Investor wants criminal justice
Geoff Goldlab invested his and his late mother’s superannuation in “various schemes” of ISG. He said he was pleased ASIC had banned Mr Godfrey for ten years, but wanted to see more action.
“I hope ASIC find him (Mr Godfrey) guilty of criminal behaviour and send him to jail,” Mr Goldlab told API Magazine.
He said ASIC should definitely be judiciously granting funds to liquidators like Olvera, “if there is a level of confidence that more information can be found by the liquidators”.
“For two years Ben Godfrey led investors down the path of hope,” Mr Goldlab said.
“We needed to believe what he was saying with regards to investors retrieving their capital.

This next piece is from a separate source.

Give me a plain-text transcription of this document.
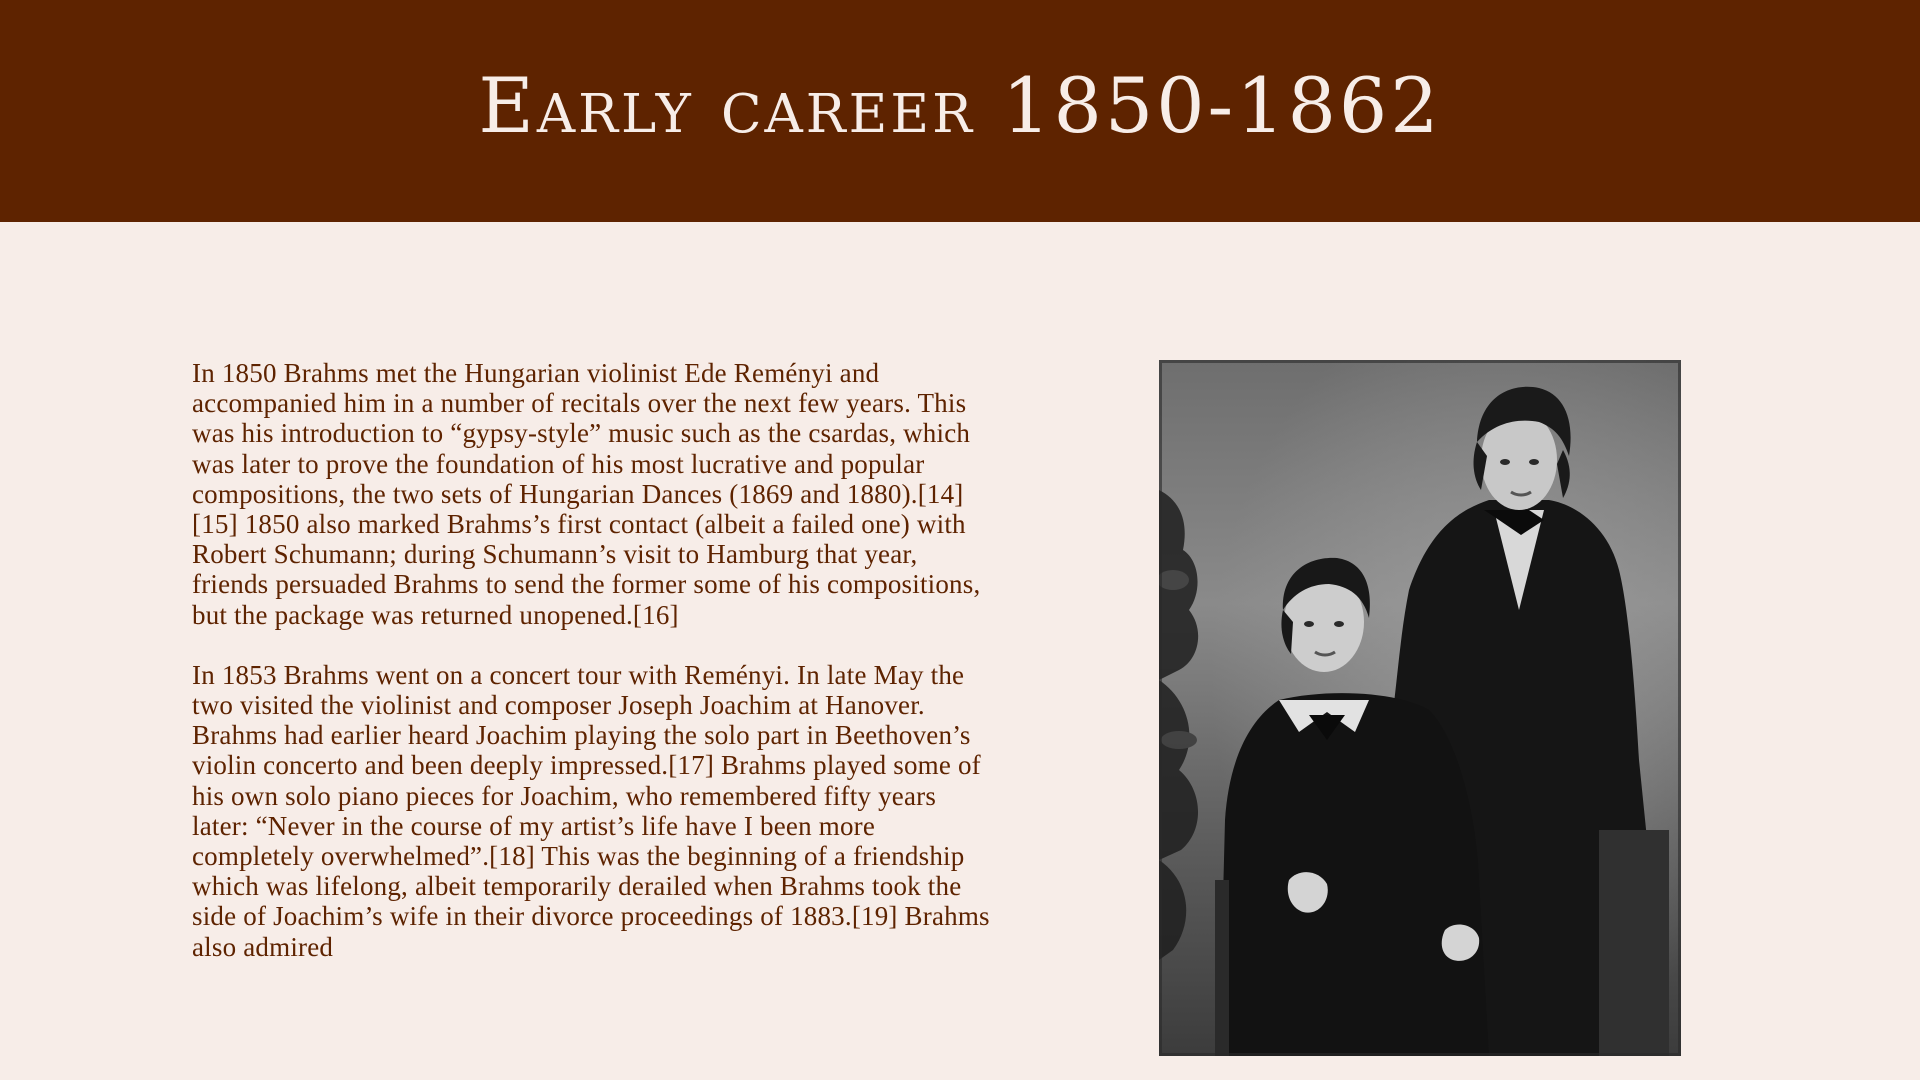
Early career 1850-1862

In 1850 Brahms met the Hungarian violinist Ede Reményi and accompanied him in a number of recitals over the next few years. This was his introduction to “gypsy-style” music such as the csardas, which was later to prove the foundation of his most lucrative and popular compositions, the two sets of Hungarian Dances (1869 and 1880).[14][15] 1850 also marked Brahms’s first contact (albeit a failed one) with Robert Schumann; during Schumann’s visit to Hamburg that year, friends persuaded Brahms to send the former some of his compositions, but the package was returned unopened.[16]

In 1853 Brahms went on a concert tour with Reményi. In late May the two visited the violinist and composer Joseph Joachim at Hanover. Brahms had earlier heard Joachim playing the solo part in Beethoven’s violin concerto and been deeply impressed.[17] Brahms played some of his own solo piano pieces for Joachim, who remembered fifty years later: “Never in the course of my artist’s life have I been more completely overwhelmed”.[18] This was the beginning of a friendship which was lifelong, albeit temporarily derailed when Brahms took the side of Joachim’s wife in their divorce proceedings of 1883.[19] Brahms also admired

“At no stage in those two years did Godfrey offer any explanation as to where the $145 million had been spent.
“That question was asked repeatedly but never answered,” he said.
Flashy lifestyles provoke anger
In issuing the 10-year ban, ASIC said Mr Godfrey had “failed to comply with financial services laws”; was “involved in the contravention of a financial services law by another person”; and was “not a fit and proper person to provide financial services”.
Further, Mr Godfrey was “not adequately trained or competent” to “provide financial services”, or to “control an entity that carries on a financial services business”, the regulator said.
Mr Godfrey and Ms Hawcroft have drawn particular ire from investors over their own high-rolling and flashy lifestyles.
Three Mercedes Benz motor vehicles, including a $195,500 GLC63S AMG Coupe, and a $90,400 GLC43 AMG, were repossessed by Olvera.
Repeated attempts by API Magazine to contact Mr Godfrey and Ms Hawcroft were unsuccessful.
In its latest report to ISG investors, issued in January, liquidator Olvera said it may make an additional funding request to ASIC “for the purposes of conducting public examinations under Part 5.9 of the Corporations Act”.
Olvera Advisors principal and ISG liquidator Tony Wright did not respond when asked whether he had made such an application to ASIC, and if so, if it had been successful.
The ASIC spokesperson declined to comment, stating such applications were confidential.